AccuRadio
- Type: Private
- Industry: Internet radio
- Founded: 2000
- Founder: Kurt Hanson
- Headquarters: Chicago, Illinois, United States
- Area served: Worldwide
- Services: Online music streaming
- Website: www.accuradio.com

= AccuRadio =

Internet radio operator

AccuRadio (/ˌækjuːˈreɪdioʊ/) is an independent, multichannel Internet radio property founded in 2000, and based in Chicago, Illinois, US, available globally. It currently offers over a thousand pre-developed 'music channels'. Some channels also highlight music from different locations around the world.

The first three channels on Accuradio were "Swingin' Pop Standards", "Piano Jazz" and "Modern Rock Classics".

All of AccuRadio's audio channels (except those which are comedy-focused) provide continuous music streaming with talk limited to occasional commercials. While a song is playing, album cover, artist, song and album or mixtape information appears on screen. AccuRadio programmers select the music from the database available to them based on what they think is suitable.

In September 2014, NantWorks LLC, a company headed by Patrick Soon-Shiong, invested US$2.5 million into AccuRadio.

In May 2025, AccuRadio filed for Chapter 11 bankruptcy protection after facing a lawsuit from rights management organization SoundExchange, claiming that AccuRadio owes $200,000.

==Background==
AccuRadio, based in Chicago, was founded by CEO Kurt Hanson, a University of Chicago alumnus who founded and continues to publish RAIN: Radio and Internet Newsletter from AccuRadio headquarters in the Loop. The Executive Vice President of Sales is Michael Damsky. Vice President of Technology is Arun Kambhammettu. John Gehron is Chief Operating Officer. The company also works with former broadcast radio personalities like Tommy Edwards, Barbara Prieto and Steve Cochran. In 2015, AccuRadio rebranded itself as "better radio for your workday" by adding 77 "workplace moods" channels to better target the 35-to-64 demographic of daytime office workers, and saw listener traffic jump nearly 35% in a single month.

== Features ==
A station is centralized by a specific genre or theme, or a combination of multiple items of any kind. Each track played can be rated on a scale from 1 to 5 stars, which determines its future airplay on all stations. If a listener has rated 4 or 5 stars for at least 20 tracks, a special 5-Star Radio channel is created, so that the listener can choose to listen to a melange of all those tracks at any time. However, other tracks from the same albums as the original selected track may also be included, and the listener does not have any choice about that. Accuradio refers to all tracks as 'songs', whether or not any singing is involved. Several genres have the "Listeners Top 100" station, an artist-specific station, a "HitKast" station playing current songs, or a year-specific station (the latter case is common for oldies). An artist or song can be banned on an individual station, but not overall. No response is applicable to musical attributes or to albums. Clicking the thumbs down or skipping feature is unlimited and will stop the current play of the track once either of them is used.

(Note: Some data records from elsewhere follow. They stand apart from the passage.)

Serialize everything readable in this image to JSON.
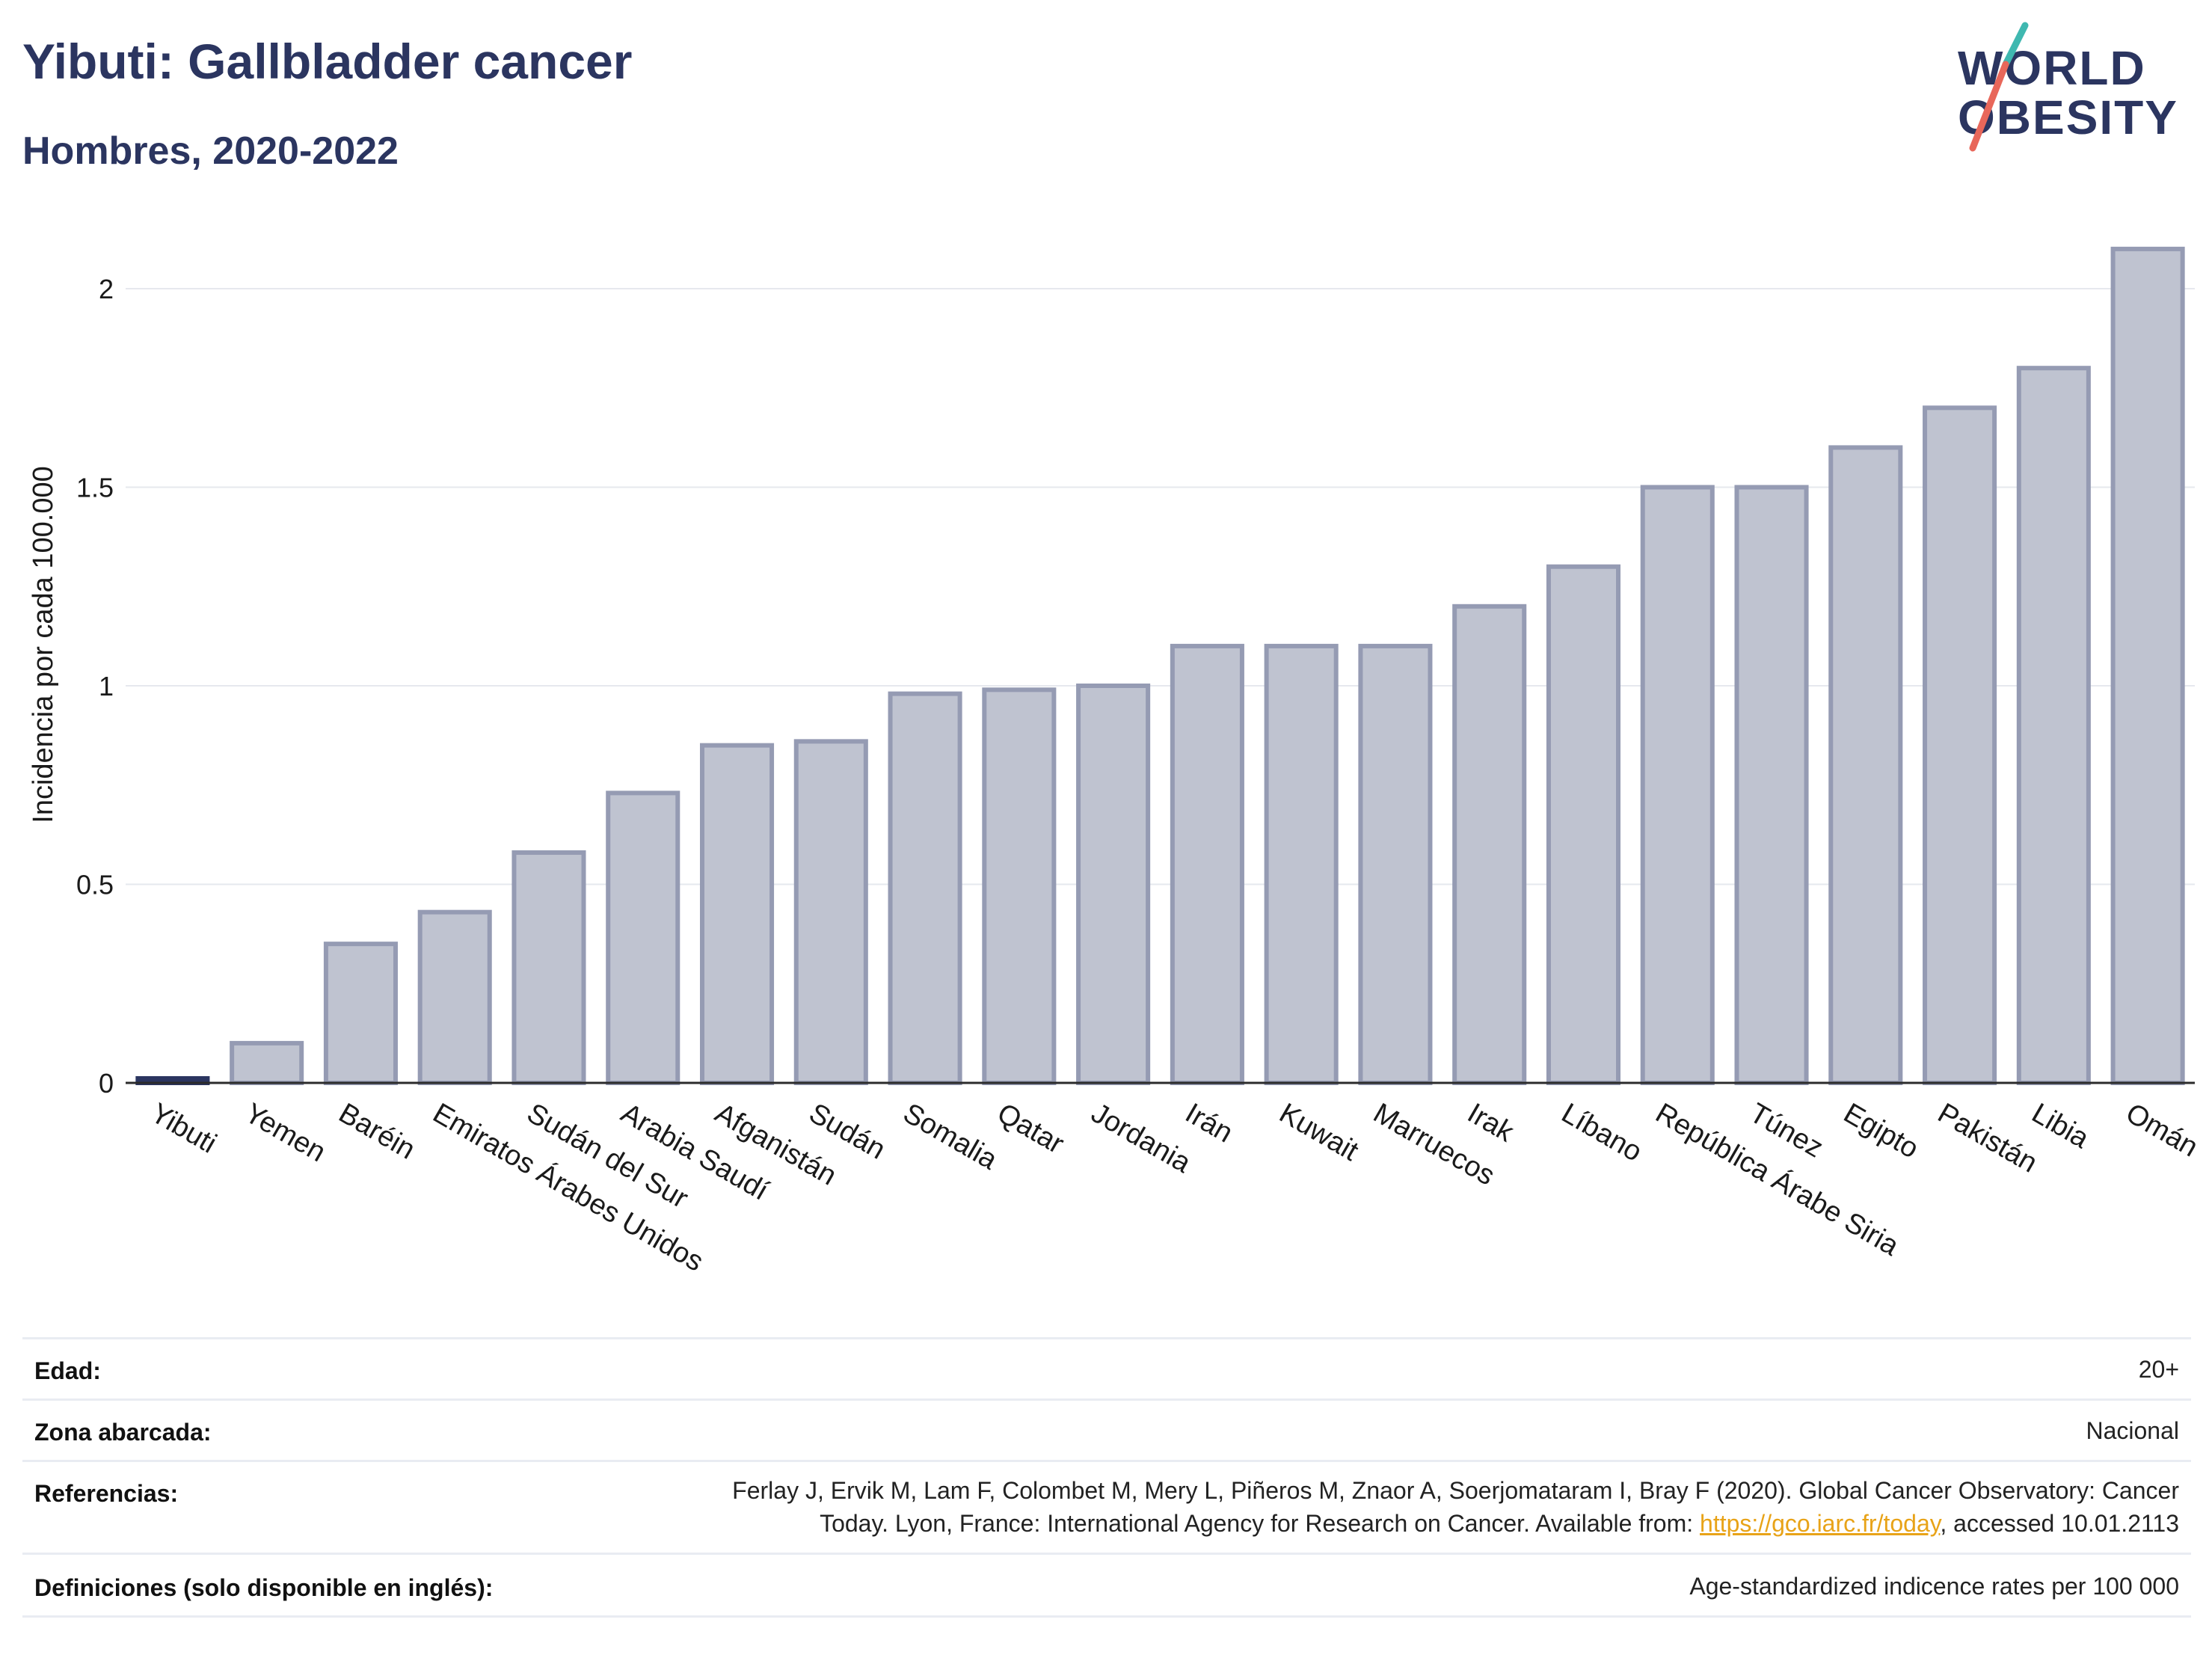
{
  "header": {
    "title": "Yibuti: Gallbladder cancer",
    "subtitle": "Hombres, 2020-2022"
  },
  "logo": {
    "line1": "WORLD",
    "line2": "OBESITY"
  },
  "chart_data": {
    "type": "bar",
    "title": "Yibuti: Gallbladder cancer",
    "subtitle": "Hombres, 2020-2022",
    "xlabel": "",
    "ylabel": "Incidencia por cada 100.000",
    "ylim": [
      0,
      2.2
    ],
    "yticks": [
      0,
      0.5,
      1,
      1.5,
      2
    ],
    "ytick_labels": [
      "0",
      "0.5",
      "1",
      "1.5",
      "2"
    ],
    "grid": true,
    "highlight_category": "Yibuti",
    "colors": {
      "bar_fill": "#bfc3d0",
      "bar_stroke": "#959bb3",
      "highlight": "#2b3560"
    },
    "categories": [
      "Yibuti",
      "Yemen",
      "Baréin",
      "Emiratos Árabes Unidos",
      "Sudán del Sur",
      "Arabia Saudí",
      "Afganistán",
      "Sudán",
      "Somalia",
      "Qatar",
      "Jordania",
      "Irán",
      "Kuwait",
      "Marruecos",
      "Irak",
      "Líbano",
      "República Árabe Siria",
      "Túnez",
      "Egipto",
      "Pakistán",
      "Libia",
      "Omán"
    ],
    "values": [
      0.0,
      0.1,
      0.35,
      0.43,
      0.58,
      0.73,
      0.85,
      0.86,
      0.98,
      0.99,
      1.0,
      1.1,
      1.1,
      1.1,
      1.2,
      1.3,
      1.5,
      1.5,
      1.6,
      1.7,
      1.8,
      2.1
    ]
  },
  "meta": {
    "rows": [
      {
        "key": "Edad:",
        "value": "20+"
      },
      {
        "key": "Zona abarcada:",
        "value": "Nacional"
      },
      {
        "key": "Referencias:",
        "value_line1": "Ferlay J, Ervik M, Lam F, Colombet M, Mery L, Piñeros M, Znaor A, Soerjomataram I, Bray F (2020). Global Cancer Observatory: Cancer",
        "value_line2_pre": "Today. Lyon, France: International Agency for Research on Cancer. Available from: ",
        "link": "https://gco.iarc.fr/today",
        "value_line2_post": ", accessed 10.01.2113"
      },
      {
        "key": "Definiciones (solo disponible en inglés):",
        "value": "Age-standardized indicence rates per 100 000"
      }
    ]
  }
}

===Streaming standards and quality===
AccuRadio uses HE-AACv2 at 32 kbit/s for its audio streaming.

===Web streaming===
Based on the latest monthly report from Triton Digital's Webcast Metrics service in March 2018, AccuRadio is the ninth most-listened-to web streaming service among all U.S. broadcast groups that stream online, with 21,908 Average Active Sessions.

The service offers apps for iOS, Android, and webOS, all of which have been downloaded over half a million times and are highly rated at around 4.6 stars on the Apple, Android, and WebOS Nation app stores. A Roku app was previously available, but has been removed from the Roku app store with no explanation. In January 2013, AccuRadio partnered with Aha by HARMAN to makes its content available via Aha apps in an Aha-supported automobile dashboards.

===Limits===

Although skipping is unlimited, if too many skips are used in a day the user will be locked out for 24 hours. The same is true for listening for an extended period of time.

==Awards==
AccuRadio won the People's Voice award for Best Radio in the 2006 Webby Awards, the AccuTunes interface built by AccuRadio won Best Radio again in 2008, and the AccuRadio IOS Handheld App was named an Honoree for the Best Streaming Audio category in the 2016 cycle.